The HAPpy pipeline is tailored to finding the loci for highly divergent gene expansions. In it's simplest form, HAP will take input sequences (either as HMMER hmm files, protein fasta files, or gtfs with a reference genome), build HMM profiles (if the input isn't already an HMM profile), and match these against all orfs in a target genome using hmmsearch (via the wrapper thammerin). It can then parse the target genome into candidate loci and feed these into genewise. Overall, not very exciting- but theres two optional settings that do more interesting things.
--cutoff <float 0.0-1.0> : if a value less than 1 (and greater than 0) is given, the reference protein sequences are clustered based on pairwise similarity (using UPGMA clustering). This is mostly useful for large multi-gene families with high divergence, as HAP will then build HMMs for each cluster which will significantly boost detection sensitivity (and save time since fewer total HMMs will need to be aligned to the target genome).
--search_mode <"fl" or "exons"> : The default "fl" (for "full length") mode uses the entire protein sequence to find candidate exons, but if you provide reference sequences in the form of reference genomes and gtf files (--ref_genome and --annotations) and set --search_mode to "exons", HAP.py will build HMMs seperately for each exon. When exon structures are conserved, this can increase sensitivity and precision. Furthermore, it allows you to use the ABCENTH annotator instead of Genewise (if you expect exon phase to be conserved).
For some gene families (e.g. ant odorant receptors, for which this program was originally written), exon structure is perfectly conserved for all genes that cluster at a specific cutoff (about 0.5-0.45 for ant ORs), thus using both "--cutoff " and "--search_mode exons" is an extremely powerful way to find all exons in a genome.

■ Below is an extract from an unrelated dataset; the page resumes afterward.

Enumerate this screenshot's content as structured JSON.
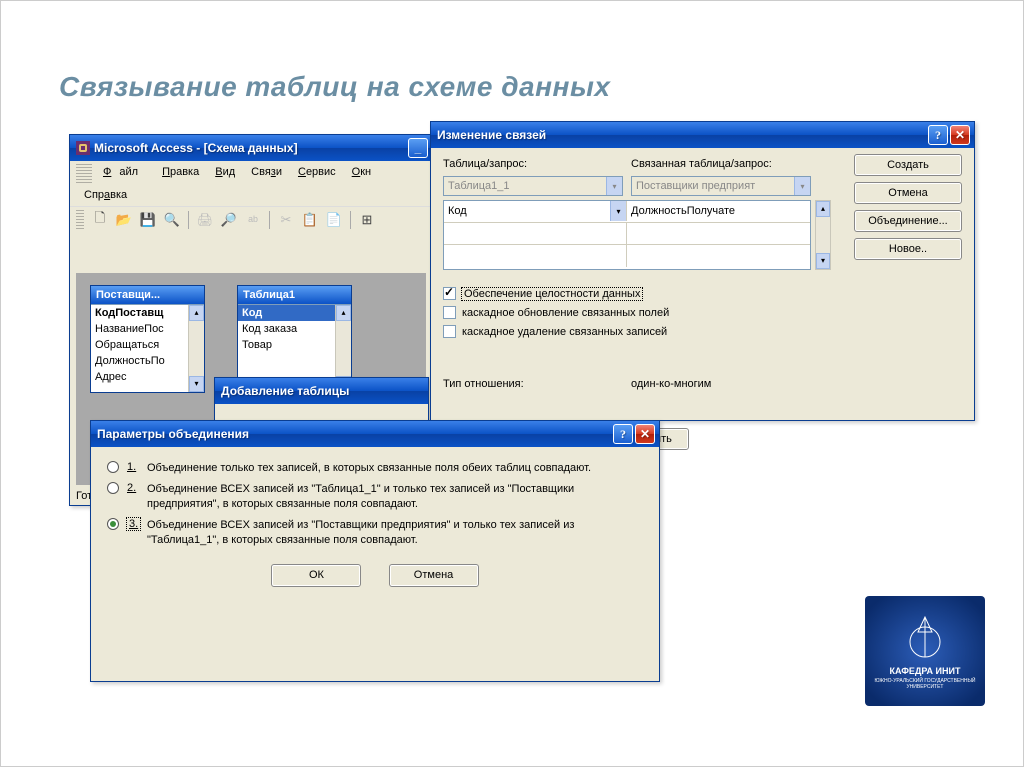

ABCENTH is a gene finder specifically devised for multigene families with extremely high sequence divergence but highly conserved exon structure. It is also designed to avoid gene fusion in tandem arrays. It works by taking candidate exons from a table of homology search hits and extending the candidate region by finding splice sites that recapitulate the expected exon length and phase. Phase is completely constrained, while length can be variable- the program will first look for splice sites at the exact right positions and then will alternately look at +3,-3,+6,-6, etc (until +30,-30, although this limit can be edited by changing the default "max_offset" in the exon_finder function at line 57) until it finds a valid splice site. If no valid splice site is found, the exon is still returned but is flagged as pseudogenized. As each exon is discovered, they are strung together into genes assuming they fall into the correct order (e.g. exon 2 follows exon 1). If an exon is skipped (e.g. a candidate exon 3 is found after a candidate exon 1, or a candidate exon 2 is found with no candidate exon 1), ABCENTH will extract all possible exons (all DNA segments between AG and GT which have an ORF with the correct phase and are roughly the right lenght) and select the one with the best HMMER match to the missing exon. It is thus highly robust to short exons that are often missed by homology searches (provided of course the phase and rough length of the exon is conserved). To run, it therefore needs a table of candidate hits, information about the expected length, phase, and position within the gene of each exon query, and HMM profiles for each exon query (against which to test candidate missed exons). These are all automatically generated by HAPpy, so I won't document them here unless someone requests it under "issues" (assumedly because they want to run ABCENTH without HAPpy).